A Fini, che era presente in aula, i magistrati contestano “la condotta relativa all’autorizzazione alla vendita dell’appartamento” escludendo l’aggravante e riconoscendogli le attenuanti generiche. “Non ho autorizzato la vendita dell’abitazione di Montecarlo ad una società riconducibile a Giancarlo Tulliani. Quando ho dato l’ok non sapevo chi fosse l’acquirente” ha commentando l’ex presidente della Camera lasciando la cittadella giudiziaria della Capitale che ha poi aggiunto: “me ne vado più sereno di quello che si può pensare dopo 7 anni di processo.

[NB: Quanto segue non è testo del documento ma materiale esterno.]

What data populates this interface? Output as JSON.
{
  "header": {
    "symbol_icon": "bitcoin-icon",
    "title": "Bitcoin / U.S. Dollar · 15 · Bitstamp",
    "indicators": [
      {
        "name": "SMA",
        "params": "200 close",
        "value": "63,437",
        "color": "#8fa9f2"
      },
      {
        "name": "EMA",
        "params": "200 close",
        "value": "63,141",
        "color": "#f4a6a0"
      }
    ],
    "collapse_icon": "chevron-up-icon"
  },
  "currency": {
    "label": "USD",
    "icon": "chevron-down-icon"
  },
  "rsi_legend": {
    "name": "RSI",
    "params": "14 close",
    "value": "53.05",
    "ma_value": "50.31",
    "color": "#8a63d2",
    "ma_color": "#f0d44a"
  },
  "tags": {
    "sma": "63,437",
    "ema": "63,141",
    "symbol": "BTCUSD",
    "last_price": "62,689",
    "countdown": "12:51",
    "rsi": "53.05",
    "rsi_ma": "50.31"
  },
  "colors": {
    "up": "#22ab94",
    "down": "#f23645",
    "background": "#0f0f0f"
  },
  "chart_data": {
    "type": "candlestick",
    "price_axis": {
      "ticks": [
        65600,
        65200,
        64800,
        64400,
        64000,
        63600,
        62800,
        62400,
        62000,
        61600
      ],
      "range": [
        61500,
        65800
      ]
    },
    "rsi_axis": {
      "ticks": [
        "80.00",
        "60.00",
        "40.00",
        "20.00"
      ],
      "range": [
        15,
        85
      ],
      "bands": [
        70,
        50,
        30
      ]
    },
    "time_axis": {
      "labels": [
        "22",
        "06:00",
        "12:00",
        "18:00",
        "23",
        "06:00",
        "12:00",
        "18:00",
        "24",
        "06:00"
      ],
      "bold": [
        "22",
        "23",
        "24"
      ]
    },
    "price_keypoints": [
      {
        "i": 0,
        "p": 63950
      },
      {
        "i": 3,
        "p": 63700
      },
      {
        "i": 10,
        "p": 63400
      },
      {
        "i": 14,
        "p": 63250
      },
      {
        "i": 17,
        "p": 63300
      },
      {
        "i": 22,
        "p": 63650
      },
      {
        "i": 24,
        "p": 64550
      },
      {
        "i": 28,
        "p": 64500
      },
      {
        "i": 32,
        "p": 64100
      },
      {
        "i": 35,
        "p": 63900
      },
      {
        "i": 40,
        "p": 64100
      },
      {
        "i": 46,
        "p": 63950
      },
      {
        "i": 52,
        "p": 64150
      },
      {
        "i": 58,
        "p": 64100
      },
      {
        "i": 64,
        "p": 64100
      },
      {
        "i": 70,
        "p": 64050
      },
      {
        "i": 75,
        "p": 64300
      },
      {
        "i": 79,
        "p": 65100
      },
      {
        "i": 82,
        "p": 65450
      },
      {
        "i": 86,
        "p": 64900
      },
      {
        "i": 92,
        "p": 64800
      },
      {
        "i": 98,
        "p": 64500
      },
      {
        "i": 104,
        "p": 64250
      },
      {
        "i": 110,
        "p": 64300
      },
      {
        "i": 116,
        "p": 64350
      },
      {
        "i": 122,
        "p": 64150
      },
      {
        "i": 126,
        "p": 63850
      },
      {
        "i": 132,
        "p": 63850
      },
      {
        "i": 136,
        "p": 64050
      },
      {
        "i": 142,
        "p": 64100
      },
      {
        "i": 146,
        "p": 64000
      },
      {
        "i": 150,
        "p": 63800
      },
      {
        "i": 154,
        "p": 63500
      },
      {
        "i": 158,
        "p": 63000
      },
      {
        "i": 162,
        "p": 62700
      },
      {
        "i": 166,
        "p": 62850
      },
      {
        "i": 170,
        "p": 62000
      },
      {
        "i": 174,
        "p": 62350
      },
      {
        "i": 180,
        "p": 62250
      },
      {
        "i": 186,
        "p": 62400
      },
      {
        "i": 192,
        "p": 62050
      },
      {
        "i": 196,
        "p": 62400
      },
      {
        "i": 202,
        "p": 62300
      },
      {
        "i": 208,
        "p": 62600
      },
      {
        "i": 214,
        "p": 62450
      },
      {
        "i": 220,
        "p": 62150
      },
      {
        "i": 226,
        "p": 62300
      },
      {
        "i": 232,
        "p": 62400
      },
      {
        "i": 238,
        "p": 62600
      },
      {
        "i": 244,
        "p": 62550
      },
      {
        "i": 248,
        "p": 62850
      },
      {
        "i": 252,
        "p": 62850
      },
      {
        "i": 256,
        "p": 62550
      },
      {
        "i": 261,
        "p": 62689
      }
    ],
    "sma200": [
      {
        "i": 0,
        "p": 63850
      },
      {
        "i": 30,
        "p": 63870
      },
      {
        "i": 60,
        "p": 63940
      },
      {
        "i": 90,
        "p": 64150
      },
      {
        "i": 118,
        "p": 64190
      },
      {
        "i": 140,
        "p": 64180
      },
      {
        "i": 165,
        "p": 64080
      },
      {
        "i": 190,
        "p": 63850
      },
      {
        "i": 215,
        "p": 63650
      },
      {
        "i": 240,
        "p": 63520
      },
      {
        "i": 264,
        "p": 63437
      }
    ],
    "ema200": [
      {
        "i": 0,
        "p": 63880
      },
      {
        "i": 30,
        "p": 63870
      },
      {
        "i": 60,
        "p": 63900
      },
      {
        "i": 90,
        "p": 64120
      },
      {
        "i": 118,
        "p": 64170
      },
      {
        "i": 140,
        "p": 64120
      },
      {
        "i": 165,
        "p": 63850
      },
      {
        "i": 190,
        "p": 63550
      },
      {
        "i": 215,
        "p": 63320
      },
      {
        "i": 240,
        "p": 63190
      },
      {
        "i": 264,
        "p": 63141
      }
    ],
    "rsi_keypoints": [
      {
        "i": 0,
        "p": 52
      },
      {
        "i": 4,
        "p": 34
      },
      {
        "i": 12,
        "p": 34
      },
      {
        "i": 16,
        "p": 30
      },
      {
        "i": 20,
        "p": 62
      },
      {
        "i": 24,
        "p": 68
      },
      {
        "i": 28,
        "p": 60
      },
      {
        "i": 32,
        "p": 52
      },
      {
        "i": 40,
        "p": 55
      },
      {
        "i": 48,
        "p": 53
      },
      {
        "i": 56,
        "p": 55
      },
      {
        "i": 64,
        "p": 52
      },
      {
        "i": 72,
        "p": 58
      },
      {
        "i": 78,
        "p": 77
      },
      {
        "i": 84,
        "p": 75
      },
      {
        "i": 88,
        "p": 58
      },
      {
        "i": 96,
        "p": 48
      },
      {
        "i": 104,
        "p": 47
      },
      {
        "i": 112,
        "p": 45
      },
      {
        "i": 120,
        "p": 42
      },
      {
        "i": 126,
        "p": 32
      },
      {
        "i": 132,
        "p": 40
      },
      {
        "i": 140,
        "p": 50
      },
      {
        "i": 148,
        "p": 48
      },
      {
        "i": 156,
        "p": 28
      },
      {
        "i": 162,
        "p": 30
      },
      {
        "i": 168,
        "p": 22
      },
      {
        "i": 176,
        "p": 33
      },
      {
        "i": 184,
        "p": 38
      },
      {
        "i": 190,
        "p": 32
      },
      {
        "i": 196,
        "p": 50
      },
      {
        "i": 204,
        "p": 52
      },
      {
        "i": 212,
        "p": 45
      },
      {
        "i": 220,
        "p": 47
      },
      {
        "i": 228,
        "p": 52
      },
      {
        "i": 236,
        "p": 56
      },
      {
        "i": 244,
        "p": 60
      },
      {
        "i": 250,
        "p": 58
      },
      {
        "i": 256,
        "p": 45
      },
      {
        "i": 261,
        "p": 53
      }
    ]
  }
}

Ricordo a me stesso che per analoga vicenda una denuncia a mio carico fu archiviata dalla procura di Roma. Dopo tanto parlare, dopo tante polemiche, tante accuse, tanta denigrazione da un punto di vista politico sono responsabile di cosa? Di aver autorizzato la vendita. Non mi è ben chiaro in cosa consista il reato”. La difesa dell’ex parlamentare annuncia il ricorso in appello sostenendo che il tribunale ha riconosciuto nei suoi confronti una sorta di “concorso morale” nell’attività illecita.

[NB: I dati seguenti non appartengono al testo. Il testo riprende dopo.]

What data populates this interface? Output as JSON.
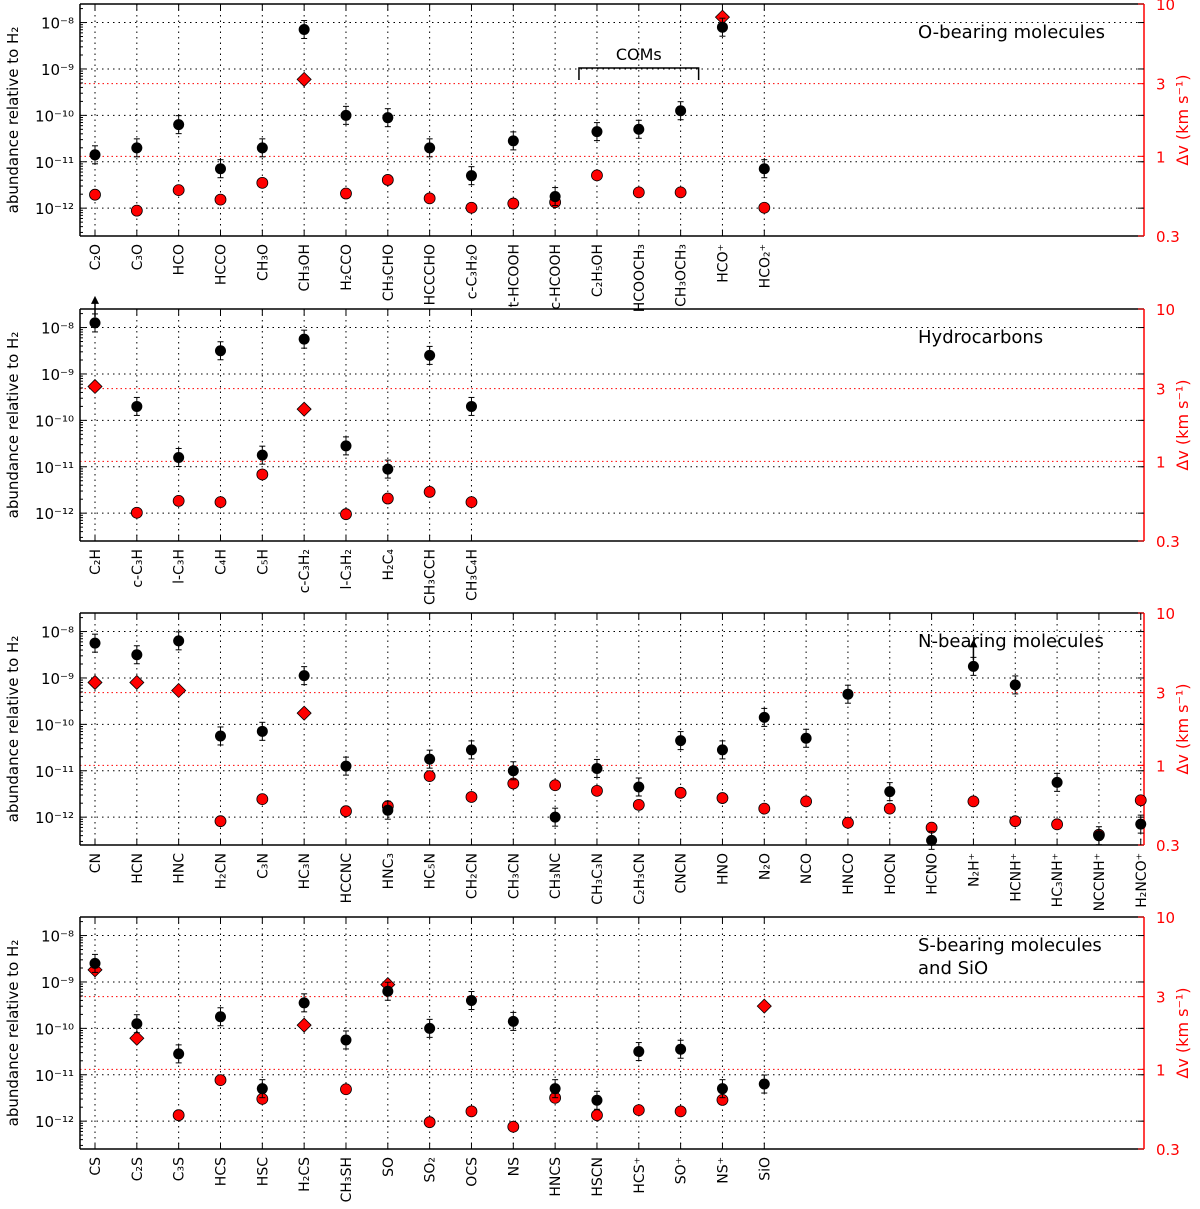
{
  "chart_data": [
    {
      "type": "scatter",
      "title": "O-bearing molecules",
      "ylabel_left": "abundance relative to H₂",
      "ylabel_right": "Δv (km s⁻¹)",
      "ylim_left_log10": [
        -12.6,
        -7.6
      ],
      "ylim_right": [
        0.3,
        10
      ],
      "left_ticks": [
        "10⁻⁸",
        "10⁻⁹",
        "10⁻¹⁰",
        "10⁻¹¹",
        "10⁻¹²"
      ],
      "right_ticks": [
        "10",
        "3",
        "1",
        "0.3"
      ],
      "bracket_label": "COMs",
      "bracket_range": [
        "C₂H₅OH",
        "CH₃OCH₃"
      ],
      "categories": [
        "C₂O",
        "C₃O",
        "HCO",
        "HCCO",
        "CH₃O",
        "CH₃OH",
        "H₂CCO",
        "CH₃CHO",
        "HCCCHO",
        "c-C₃H₂O",
        "t-HCOOH",
        "c-HCOOH",
        "C₂H₅OH",
        "HCOOCH₃",
        "CH₃OCH₃",
        "HCO⁺",
        "HCO₂⁺"
      ],
      "abundance_log10": [
        -10.85,
        -10.7,
        -10.2,
        -11.15,
        -10.7,
        -8.15,
        -10.0,
        -10.05,
        -10.7,
        -11.3,
        -10.55,
        -11.75,
        -10.35,
        -10.3,
        -9.9,
        -8.1,
        -11.15
      ],
      "abundance_limit": [
        false,
        false,
        false,
        false,
        false,
        false,
        false,
        false,
        false,
        false,
        false,
        false,
        false,
        false,
        false,
        false,
        false
      ],
      "linewidth_kms": [
        0.56,
        0.44,
        0.6,
        0.52,
        0.67,
        3.2,
        0.57,
        0.7,
        0.53,
        0.46,
        0.49,
        0.5,
        0.75,
        0.58,
        0.58,
        8.2,
        0.46
      ],
      "linewidth_marker": [
        "circle",
        "circle",
        "circle",
        "circle",
        "circle",
        "diamond",
        "circle",
        "circle",
        "circle",
        "circle",
        "circle",
        "circle",
        "circle",
        "circle",
        "circle",
        "diamond",
        "circle"
      ]
    },
    {
      "type": "scatter",
      "title": "Hydrocarbons",
      "ylabel_left": "abundance relative to H₂",
      "ylabel_right": "Δv (km s⁻¹)",
      "ylim_left_log10": [
        -12.6,
        -7.6
      ],
      "ylim_right": [
        0.3,
        10
      ],
      "left_ticks": [
        "10⁻⁸",
        "10⁻⁹",
        "10⁻¹⁰",
        "10⁻¹¹",
        "10⁻¹²"
      ],
      "right_ticks": [
        "10",
        "3",
        "1",
        "0.3"
      ],
      "categories": [
        "C₂H",
        "c-C₃H",
        "l-C₃H",
        "C₄H",
        "C₅H",
        "c-C₃H₂",
        "l-C₃H₂",
        "H₂C₄",
        "CH₃CCH",
        "CH₃C₄H"
      ],
      "abundance_log10": [
        -7.9,
        -9.7,
        -10.8,
        -8.5,
        -10.75,
        -8.25,
        -10.55,
        -11.05,
        -8.6,
        -9.7
      ],
      "abundance_limit": [
        true,
        false,
        false,
        false,
        false,
        false,
        false,
        false,
        false,
        false
      ],
      "linewidth_kms": [
        3.1,
        0.46,
        0.55,
        0.54,
        0.82,
        2.2,
        0.45,
        0.57,
        0.63,
        0.54
      ],
      "linewidth_marker": [
        "diamond",
        "circle",
        "circle",
        "circle",
        "circle",
        "diamond",
        "circle",
        "circle",
        "circle",
        "circle"
      ]
    },
    {
      "type": "scatter",
      "title": "N-bearing molecules",
      "ylabel_left": "abundance relative to H₂",
      "ylabel_right": "Δv (km s⁻¹)",
      "ylim_left_log10": [
        -12.6,
        -7.6
      ],
      "ylim_right": [
        0.3,
        10
      ],
      "left_ticks": [
        "10⁻⁸",
        "10⁻⁹",
        "10⁻¹⁰",
        "10⁻¹¹",
        "10⁻¹²"
      ],
      "right_ticks": [
        "10",
        "3",
        "1",
        "0.3"
      ],
      "categories": [
        "CN",
        "HCN",
        "HNC",
        "H₂CN",
        "C₃N",
        "HC₃N",
        "HCCNC",
        "HNC₃",
        "HC₅N",
        "CH₂CN",
        "CH₃CN",
        "CH₃NC",
        "CH₃C₃N",
        "C₂H₃CN",
        "CNCN",
        "HNO",
        "N₂O",
        "NCO",
        "HNCO",
        "HOCN",
        "HCNO",
        "N₂H⁺",
        "HCNH⁺",
        "HC₃NH⁺",
        "NCCNH⁺",
        "H₂NCO⁺"
      ],
      "abundance_log10": [
        -8.25,
        -8.5,
        -8.2,
        -10.25,
        -10.15,
        -8.95,
        -10.9,
        -11.85,
        -10.75,
        -10.55,
        -11.0,
        -12.0,
        -10.95,
        -11.35,
        -10.35,
        -10.55,
        -9.85,
        -10.3,
        -9.35,
        -11.45,
        -12.5,
        -8.75,
        -9.15,
        -11.25,
        -12.4,
        -12.15
      ],
      "abundance_limit": [
        false,
        false,
        false,
        false,
        false,
        false,
        false,
        false,
        false,
        false,
        false,
        false,
        false,
        false,
        false,
        false,
        false,
        false,
        false,
        false,
        false,
        true,
        false,
        false,
        false,
        false
      ],
      "linewidth_kms": [
        3.5,
        3.5,
        3.1,
        0.43,
        0.6,
        2.2,
        0.5,
        0.54,
        0.85,
        0.62,
        0.76,
        0.74,
        0.68,
        0.55,
        0.66,
        0.61,
        0.52,
        0.58,
        0.42,
        0.52,
        0.39,
        0.58,
        0.43,
        0.41,
        0.35,
        0.59
      ],
      "linewidth_marker": [
        "diamond",
        "diamond",
        "diamond",
        "circle",
        "circle",
        "diamond",
        "circle",
        "circle",
        "circle",
        "circle",
        "circle",
        "circle",
        "circle",
        "circle",
        "circle",
        "circle",
        "circle",
        "circle",
        "circle",
        "circle",
        "circle",
        "circle",
        "circle",
        "circle",
        "circle",
        "circle"
      ]
    },
    {
      "type": "scatter",
      "title": "S-bearing molecules\nand SiO",
      "title_lines": [
        "S-bearing molecules",
        "and SiO"
      ],
      "ylabel_left": "abundance relative to H₂",
      "ylabel_right": "Δv (km s⁻¹)",
      "ylim_left_log10": [
        -12.6,
        -7.6
      ],
      "ylim_right": [
        0.3,
        10
      ],
      "left_ticks": [
        "10⁻⁸",
        "10⁻⁹",
        "10⁻¹⁰",
        "10⁻¹¹",
        "10⁻¹²"
      ],
      "right_ticks": [
        "10",
        "3",
        "1",
        "0.3"
      ],
      "categories": [
        "CS",
        "C₂S",
        "C₃S",
        "HCS",
        "HSC",
        "H₂CS",
        "CH₃SH",
        "SO",
        "SO₂",
        "OCS",
        "NS",
        "HNCS",
        "HSCN",
        "HCS⁺",
        "SO⁺",
        "NS⁺",
        "SiO"
      ],
      "abundance_log10": [
        -8.6,
        -9.9,
        -10.55,
        -9.75,
        -11.3,
        -9.45,
        -10.25,
        -9.2,
        -10.0,
        -9.4,
        -9.85,
        -11.3,
        -11.55,
        -10.5,
        -10.45,
        -11.3,
        -11.2
      ],
      "abundance_limit": [
        false,
        false,
        false,
        false,
        false,
        false,
        false,
        false,
        false,
        false,
        false,
        false,
        false,
        false,
        false,
        false,
        false
      ],
      "linewidth_kms": [
        4.5,
        1.6,
        0.5,
        0.85,
        0.64,
        1.95,
        0.74,
        3.6,
        0.45,
        0.53,
        0.42,
        0.65,
        0.5,
        0.54,
        0.53,
        0.63,
        2.6
      ],
      "linewidth_marker": [
        "diamond",
        "diamond",
        "circle",
        "circle",
        "circle",
        "diamond",
        "circle",
        "diamond",
        "circle",
        "circle",
        "circle",
        "circle",
        "circle",
        "circle",
        "circle",
        "circle",
        "diamond"
      ]
    }
  ],
  "colors": {
    "abundance": "#000000",
    "linewidth": "#ff0000",
    "grid_black": "#000000",
    "grid_red": "#ff0000",
    "right_axis": "#ff0000"
  }
}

L’accusa prevista dall’articolo 648 bis del codice penale era l’unica fattispecie contestata nel processo dopo che nell’udienza del 29 febbraio scorso i giudici avevano dichiarato prescritta l’associazione a delinquere, reato che coinvolgeva altri imputati ma non Fini. La prescrizione era legata alla esclusione dell’aggravante della transnazionalità. Nel corso del procedimento è intervenuta anche la compagna di Fini che nel corso di brevi dichiarazioni spontanee aveva di fatto scaricato le colpe sul fratello Giancarlo.

“Ho nascosto a Fini la volontà di mio fratello di comprare la casa di Montecarlo. Non ho mai detto a Fini la provenienza di quel denaro, che ero convinta fosse di mio fratello – ha affermato visibilmente commossa la donna nel corso dell’udienza del 18 marzo scorso-. Il comportamento spregiudicato di mio fratello rappresenta una delle più grandi delusioni della mia vita”. Inizialmente il processo vedeva imputate, come detto, anche altre ‘posizioni’, tra cui il ‘re delle Slot’ Francesco Corallo e il parlamentare Amedeo Laboccetta, per le quali è stata riconosciuta la prescrizione. Secondo l’iniziale impianto accusatorio dei pm della Dda capitolina gli appartenenti all’associazione a delinquere hanno messo in atto, evadendo le tasse, il riciclaggio di centinaia di milioni di euro. Quel fiume di denaro, una volta ripulito, è stato utilizzato da Corallo per attività economiche e finanziarie ma anche, è la convinzione degli inquirenti, in operazioni immobiliari che hanno coinvolto i membri della famiglia Tulliani.

Gli accertamenti della Procura hanno riguardato, quindi, anche l’appartamento di Boulevard Principesse Charlotte, finito poi nella disponibilità di Giancarlo Tulliani che attualmente vive a Dubai da latitante. L’appartamento monegasco, secondo quanto accertato, sarebbe stato acquistato da Tulliani junior grazie ai soldi di Corallo attraverso due societa’ (Printemps e Timara) costituite ad hoc. Il coinvolgimento di Fini nell’inchiesta è legato proprio al suo rapporto con Corallo. Un rapporto, per la procura, che sarebbe alla base del patrimonio dei Tulliani. Quest’ultimi per gli inquirenti avrebbero ricevuto su propri conti correnti ingenti somme di danaro riconducibili a Corallo e destinati alle operazioni economico-finanziarie dell’imprenditore in Italia, Olanda, Antille Olandesi e Principato di Monaco.